A la clé, un traitement plus régulier des enjeux environnementaux, qui ne sont plus cantonnés à la rubrique « Planète » : “On essaie de poser systématiquement la question de la soutenabilité quand on parle de la réalité économique de tel ou tel secteur”, assure Julie de La Brosse, cheffe de service Eco et transition à La Croix, arrivée en 7ème position. Le journal a fusionné les rubriques environnement et économie il y a quatre ans. Tous les journalistes doivent suivre une formation sur le climat et l’environnement – pas uniquement ceux du service.

Côté presse régionale, le résultat est plus contrasté, avec 4,6 % d’articles sur l’environnement. Claire Morvan nuance : “Cette moyenne est tirée à la baisse par le volume très important d’articles produits en PQR, souvent plus courts et couvrant une grande diversité de sujets, de la météo aux nécrologies.” Toujours plébiscitée par les lecteurs pour son ancrage territorial, la presse locale et régionale reste en première ligne pour raconter les crises environnementales déjà visibles sur le terrain, ainsi que les solutions mises en place localement pour y répondre.
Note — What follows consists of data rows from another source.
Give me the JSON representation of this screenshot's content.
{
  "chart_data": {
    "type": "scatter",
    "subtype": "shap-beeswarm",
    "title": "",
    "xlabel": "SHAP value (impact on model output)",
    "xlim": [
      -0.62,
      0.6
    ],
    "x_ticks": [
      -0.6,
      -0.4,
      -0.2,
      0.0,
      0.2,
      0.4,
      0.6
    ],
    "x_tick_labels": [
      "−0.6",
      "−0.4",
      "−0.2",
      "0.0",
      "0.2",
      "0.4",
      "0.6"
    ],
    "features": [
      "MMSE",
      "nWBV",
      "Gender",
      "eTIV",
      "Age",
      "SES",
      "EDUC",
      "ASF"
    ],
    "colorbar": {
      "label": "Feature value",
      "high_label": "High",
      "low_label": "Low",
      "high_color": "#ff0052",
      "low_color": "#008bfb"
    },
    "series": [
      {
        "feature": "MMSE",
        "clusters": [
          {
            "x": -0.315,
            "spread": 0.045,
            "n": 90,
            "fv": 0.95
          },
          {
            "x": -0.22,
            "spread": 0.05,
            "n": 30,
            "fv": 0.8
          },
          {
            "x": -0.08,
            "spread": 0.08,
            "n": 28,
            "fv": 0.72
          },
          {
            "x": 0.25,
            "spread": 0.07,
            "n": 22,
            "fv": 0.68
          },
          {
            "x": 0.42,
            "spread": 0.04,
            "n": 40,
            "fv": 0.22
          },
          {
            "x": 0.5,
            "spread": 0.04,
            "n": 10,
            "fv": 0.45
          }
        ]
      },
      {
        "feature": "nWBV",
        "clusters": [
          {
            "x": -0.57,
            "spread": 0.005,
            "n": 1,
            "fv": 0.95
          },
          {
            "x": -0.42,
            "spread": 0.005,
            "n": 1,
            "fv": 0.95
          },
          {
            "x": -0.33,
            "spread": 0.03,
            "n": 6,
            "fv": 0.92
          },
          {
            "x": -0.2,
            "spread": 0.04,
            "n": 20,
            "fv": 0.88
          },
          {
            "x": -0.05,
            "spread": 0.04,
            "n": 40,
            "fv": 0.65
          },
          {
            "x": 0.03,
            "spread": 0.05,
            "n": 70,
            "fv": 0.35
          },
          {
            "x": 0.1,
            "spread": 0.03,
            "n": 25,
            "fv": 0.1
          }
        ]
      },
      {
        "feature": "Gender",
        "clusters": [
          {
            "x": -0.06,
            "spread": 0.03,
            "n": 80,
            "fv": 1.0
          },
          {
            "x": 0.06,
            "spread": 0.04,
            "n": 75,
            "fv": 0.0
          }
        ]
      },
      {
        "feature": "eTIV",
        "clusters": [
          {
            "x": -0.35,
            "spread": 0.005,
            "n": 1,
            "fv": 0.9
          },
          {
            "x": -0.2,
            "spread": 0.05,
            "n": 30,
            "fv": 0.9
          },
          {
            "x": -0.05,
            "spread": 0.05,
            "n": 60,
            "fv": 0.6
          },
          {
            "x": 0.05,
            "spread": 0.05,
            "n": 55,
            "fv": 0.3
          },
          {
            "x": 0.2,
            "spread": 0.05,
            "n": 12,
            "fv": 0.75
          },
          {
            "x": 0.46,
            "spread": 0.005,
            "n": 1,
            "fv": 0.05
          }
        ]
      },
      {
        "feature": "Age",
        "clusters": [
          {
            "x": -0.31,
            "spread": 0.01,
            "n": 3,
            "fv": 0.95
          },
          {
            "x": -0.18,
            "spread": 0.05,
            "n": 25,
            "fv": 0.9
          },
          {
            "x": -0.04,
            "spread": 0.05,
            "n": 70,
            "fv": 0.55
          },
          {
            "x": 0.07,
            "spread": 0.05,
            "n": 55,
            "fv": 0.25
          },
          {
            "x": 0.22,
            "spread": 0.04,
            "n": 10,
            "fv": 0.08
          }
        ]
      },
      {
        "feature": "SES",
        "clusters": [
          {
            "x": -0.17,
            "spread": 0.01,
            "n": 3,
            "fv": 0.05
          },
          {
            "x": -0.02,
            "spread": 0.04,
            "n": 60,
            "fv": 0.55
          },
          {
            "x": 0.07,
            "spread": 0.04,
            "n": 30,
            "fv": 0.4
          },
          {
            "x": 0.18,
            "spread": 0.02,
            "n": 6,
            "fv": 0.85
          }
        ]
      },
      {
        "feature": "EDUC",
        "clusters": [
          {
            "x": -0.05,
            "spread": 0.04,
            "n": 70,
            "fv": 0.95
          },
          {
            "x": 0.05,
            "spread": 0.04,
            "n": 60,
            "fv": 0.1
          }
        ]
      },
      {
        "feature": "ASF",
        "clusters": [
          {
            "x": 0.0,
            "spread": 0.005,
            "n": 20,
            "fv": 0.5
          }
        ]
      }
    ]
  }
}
Raconter ce qui se construit, pas seulement ce qui s’effondre

Car si l’on ne devait retenir qu’un chiffre de cette soirée, ce serait celui-ci : hors périodes de canicule, la presse écrite couvre cinq fois plus les solutions que les conséquences de la crise climatique, quand l’audiovisuel suit plutôt la tendance inverse.
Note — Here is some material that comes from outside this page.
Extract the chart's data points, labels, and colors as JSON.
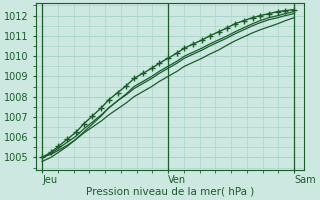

Un signal encourageant pour l’Agence de la transition écologique (Ademe), partenaire de l’OMÉ, qui rappelle que cet angle constitue un puissant levier d’action. Une conviction partagée par Jean-Marc Four, directeur de Radio France Internationale : “C’est important de raconter des histoires constructives et pas seulement alarmistes sur l’environnement, au risque que les auditeurs se bouchent les oreilles.” Montrer les dilemmes concrets, se placer “à hauteur de réalités”, permet de toucher un public que les grands chiffres laissent parfois indifférent selon lui. Pour M. Four : « La clé c’est la formation de toutes les équipes, rédacteurs en chef et présentateurs compris.” Et de conclure : “Les journalistes seuls n’y arriveront pas. Il y a une responsabilité collective, si on veut que les résultats soient meilleurs l’année prochaine”.

Page d'accueil du site de l'Observatoire des médias sur l'écologie, février 2026.